On November 9, 2020, the United States Federal Trade Commission (FTC) announced that it had entered into a consent agreement
, subject to final approval, with videoconferencing company Zoom Video Communications, Inc. (Zoom). The consent agreement settles allegations that Zoom engaged in a series of deceptive and unfair practices that undermined the security of its users. The Commission voted 3–2 to accept the settlement, with Commissioners Chopra and Slaughter voting no and issuing dissenting statements asserting that the FTC’s action did not go far enough.
While the FTC generally does not identify what triggers a law enforcement action, there have been many news articles and a number of class actions filed in connection with Zoom’s data-security practices over the past six months that likely led to this action.
According to the complaint accompanying the consent agreement, the number of daily Zoom meetings grew from approximately 10 million in December 2019 to 300 million in April 2020. Zoom allows users to have one-on-one and group meetings, and users can also chat with others in the meeting, share their screens, and record videoconferences, among other things.
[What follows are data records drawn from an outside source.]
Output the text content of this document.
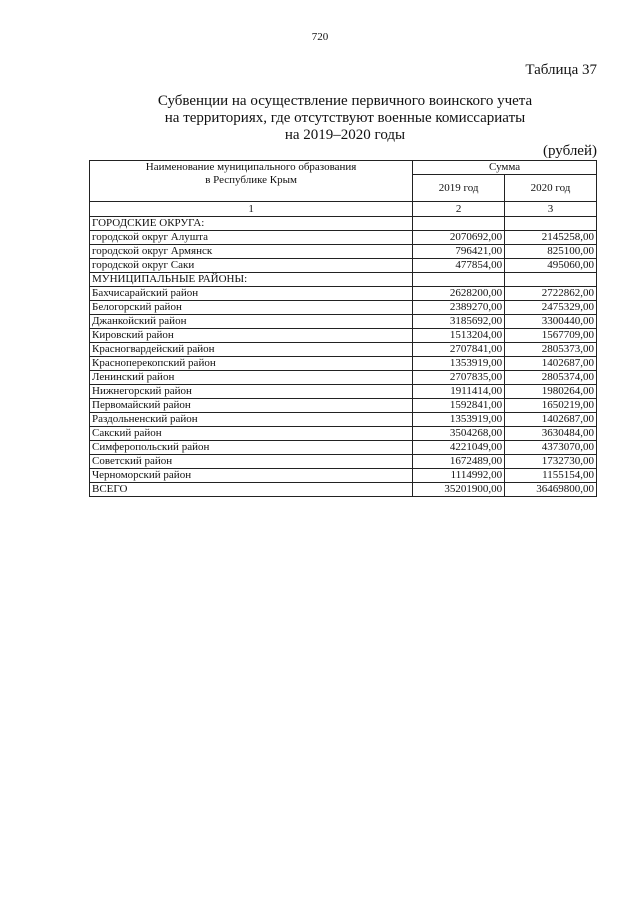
720
Таблица 37
Субвенции на осуществление первичного воинского учета
на территориях, где отсутствуют военные комиссариаты
на 2019–2020 годы
(рублей)
Наименование муниципального образования
в Республике Крым	Сумма	
	2019 год	2020 год
1	2	3
ГОРОДСКИЕ ОКРУГА:		
городской округ Алушта	2070692,00	2145258,00
городской округ Армянск	796421,00	825100,00
городской округ Саки	477854,00	495060,00
МУНИЦИПАЛЬНЫЕ РАЙОНЫ:		
Бахчисарайский район	2628200,00	2722862,00
Белогорский район	2389270,00	2475329,00
Джанкойский район	3185692,00	3300440,00
Кировский район	1513204,00	1567709,00
Красногвардейский район	2707841,00	2805373,00
Красноперекопский район	1353919,00	1402687,00
Ленинский район	2707835,00	2805374,00
Нижнегорский район	1911414,00	1980264,00
Первомайский район	1592841,00	1650219,00
Раздольненский район	1353919,00	1402687,00
Сакский район	3504268,00	3630484,00
Симферопольский район	4221049,00	4373070,00
Советский район	1672489,00	1732730,00
Черноморский район	1114992,00	1155154,00
ВСЕГО	35201900,00	36469800,00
Given the sensitive information that is often shared during a Zoom meeting—such as financial information, health information, proprietary business information, and trade secrets—appropriate data security is critical.
According to the FTC’s complaint, Zoom made numerous prominent representations touting the strength of its privacy and security measures employed to protect users’ personal information. These representations included claims relating to end-to-end encryption, as well as claims regarding the level of encryption. In addition, the complaint alleged that Zoom made deceptive claims regarding the secure storage for Zoom meeting recordings. The complaint also alleged that Zoom compromised the security of some users when it installed software called a ZoomOpener web server, which allowed Zoom to automatically launch and have a user join a meeting by bypassing an Apple Safari browser safeguard, which would have provided users with a warning box prior to launching the Zoom app.
The proposed settlement is consistent with many of the FTC’s recent data-security settlements and includes several of the newer provisions designed to strengthen such settlements. Specifically, the proposed settlement prohibits Zoom from misrepresenting its privacy and security practices in the future and requires Zoom to do the following:
- Establish, implement, and maintain a comprehensive information security program that protects the security, confidentiality, and integrity of covered information, such as:
- Security review for all new software
- A vulnerability-management program for its internal networks
- Security training for employees
- Inventorying personal information stored in systems
- Implementing data-deletion policies and other specific security measures, such as proper network segmentation and remote-access authentication
- Obtain an initial security assessment and biennial data-security assessments for twenty years from an independent-third party Accessor.
- Submit an annual certification from a senior corporate manager that it has implemented the requirements of this order.
Submit a report to the FTC upon the discovery of any covered incident. A covered incident is defined as an incident in which personal information is accessed or acquired without authorization and that requires reporting to any government entity.
As with a number of high-profile privacy or data-security settlements, the FTC’s Commissioners issued several separate statements expressing their views and their visions for the FTC’s privacy and data security program.
Notably, Commissioner Chopra issued a nine-page dissenting statement expressing concern with companies that, in the interest of acting and growing quickly, engage in deceptive practices, which he believes harms consumers and competition. Commissioner Chopra criticized the consent agreement because in his view it does not help affected parties, it does not include a monetary penalty, and thus it does not provide for meaningful accountability for Zoom. Finally, Commissioner Chopra stated that he believes that the Zoom settlement undermines the Commission’s effort to receive more authority from Congress to protect personal information.
Commissioner Slaughter also dissented, focusing her dissenting statement on her belief that the Commission’s action does not more robustly address the associated privacy issues connected to Zoom’s actions. In addition, Commissioner Slaughter took issue with the settlement’s failure to provide recourse for consumers.
The majority, Chairman Simons and Commissioners Phillips and Wilson, issued a statement indicating that they felt that the proposed relief “appropriately addresses the conduct alleged in the complaint and is an effective, efficient resolution of this investigation.”